Он поспешно сбегает по лестнице, но сейчас же возвращается. Опустившись около меня на колени, он говорит изменившимся голосом, глухо и хрипло, почти шепчет:
— А то, если денежки не все профинтил, могу Соньку позвать. Она вон там, по площади, третью ночь шляется. Я сейчас ходил смотреть, очень интересно.

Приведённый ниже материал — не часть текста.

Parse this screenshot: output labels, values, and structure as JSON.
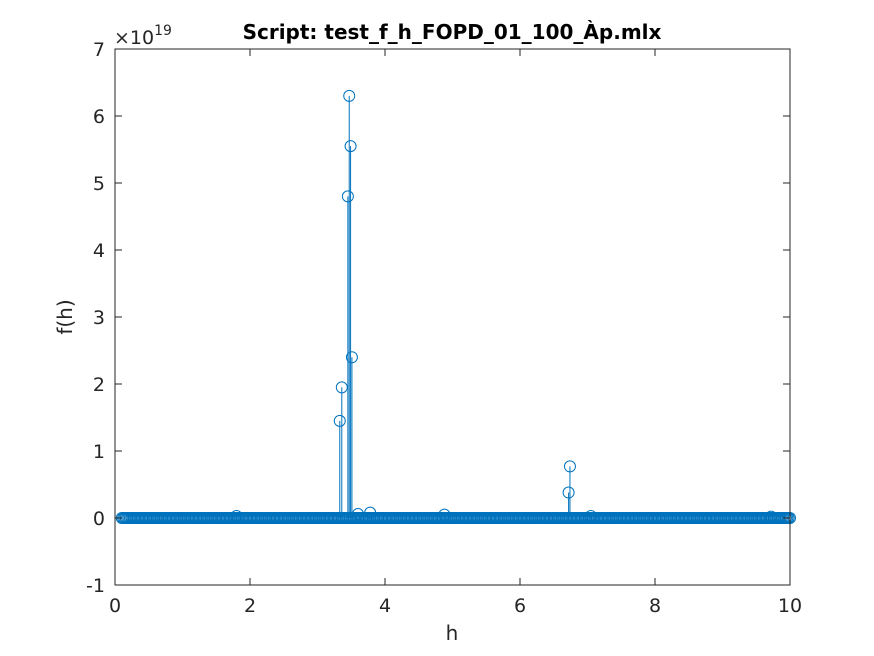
{
  "chart_data": {
    "type": "scatter",
    "style": "stem",
    "title": "Script: test_f_h_FOPD_01_100_Àp.mlx",
    "xlabel": "h",
    "ylabel": "f(h)",
    "xlim": [
      0,
      10
    ],
    "ylim": [
      -1,
      7
    ],
    "y_exponent_label": {
      "base": "×10",
      "power": "19"
    },
    "xticks": [
      "0",
      "2",
      "4",
      "6",
      "8",
      "10"
    ],
    "yticks": [
      "-1",
      "0",
      "1",
      "2",
      "3",
      "4",
      "5",
      "6",
      "7"
    ],
    "grid": false,
    "series_color": "#0072BD",
    "baseline_range": [
      0.1,
      10.0
    ],
    "baseline_step": 0.02,
    "stems": [
      {
        "x": 1.8,
        "y": 0.03
      },
      {
        "x": 3.33,
        "y": 1.45
      },
      {
        "x": 3.36,
        "y": 1.95
      },
      {
        "x": 3.45,
        "y": 4.8
      },
      {
        "x": 3.47,
        "y": 6.3
      },
      {
        "x": 3.49,
        "y": 5.55
      },
      {
        "x": 3.51,
        "y": 2.4
      },
      {
        "x": 3.6,
        "y": 0.06
      },
      {
        "x": 3.78,
        "y": 0.08
      },
      {
        "x": 4.88,
        "y": 0.05
      },
      {
        "x": 6.72,
        "y": 0.38
      },
      {
        "x": 6.74,
        "y": 0.77
      },
      {
        "x": 7.05,
        "y": 0.03
      },
      {
        "x": 9.72,
        "y": 0.02
      }
    ]
  }
}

Девица, понимаешь, почтенного возраста, ей бы у самоварчика сидеть, закутавшись в пуховой платок, или супругу туфли вышивать. А она, намазанная, по тротуарам шландает. Однако еще не дурна. Только разговаривать с ней не рекомендуется, — сипит. А так вообще можно. Так как же, Александр Михайлович, наверное, вы не прочь? Ведь когда-то весьма и весьма интересовались, были даже некоторые грешки, знаю, знаю. Кстати, и семейству подспорье. Ко всеобщему удовольствию, а?
Он снова зажигает спичку, заглядывает мне в глаза.
— А, сволочь, гадина, гадина, гадина! — затрясшись, кричит он и плюет мне в лицо, раз и другой. Потом вскакивает и бежит вверх по лестнице.
Я тоже подымаюсь и, шатаясь, спускаюсь книзу. С трудом отворяю дверь.
На улице светает, звезды истаяли в небе, оно молочно-белое и равнодушное. Переулок пуст, утренний ветер хозяйничает в нем, крутя бумажки и сухие листья.
— В таком городе, — бормочу я, придерживая сердце, — в таком городе!..
Можно ехать. Машина губсоюза подана. Это своего рода маленькое торжество? Аносов и Бурдовский были на хлебозаводе только в начале стройки. Тут требуется некоторый шик, не на трамвае же ехать правлению, черт возьми! Одетые, с Бурдовским заходим в орготдел. Аносов распекает инструктора Поплетухина. Он умеет делать это с уничтожающей корректностью:
— Не сочтете ли вы необходимым, товарищ Поплетухин, впредь осведомлять меня о всех претензиях со стороны порученных вам предприятий? Чтобы мне не приходилось делать большие глаза, как в данном случае, когда фабком...
— Хватит, Аносов, пора ехать. Машина подана.
В глазах Поплетухина можно прочесть благодарность.
— А Иванова? — говорит Бурдовский. — Иванова, ты была на хлебозаводе? Нет? Так что же ты сидишь? Нам же веселее в дамском обществе.
Иванова смотрит на меня вопросительно.
— Едем, едем, Иванова, — места хватит.
В автомобиле мы с Ивановой усаживаемся рядом, Аносов с Бурдовским на переднем сиденье.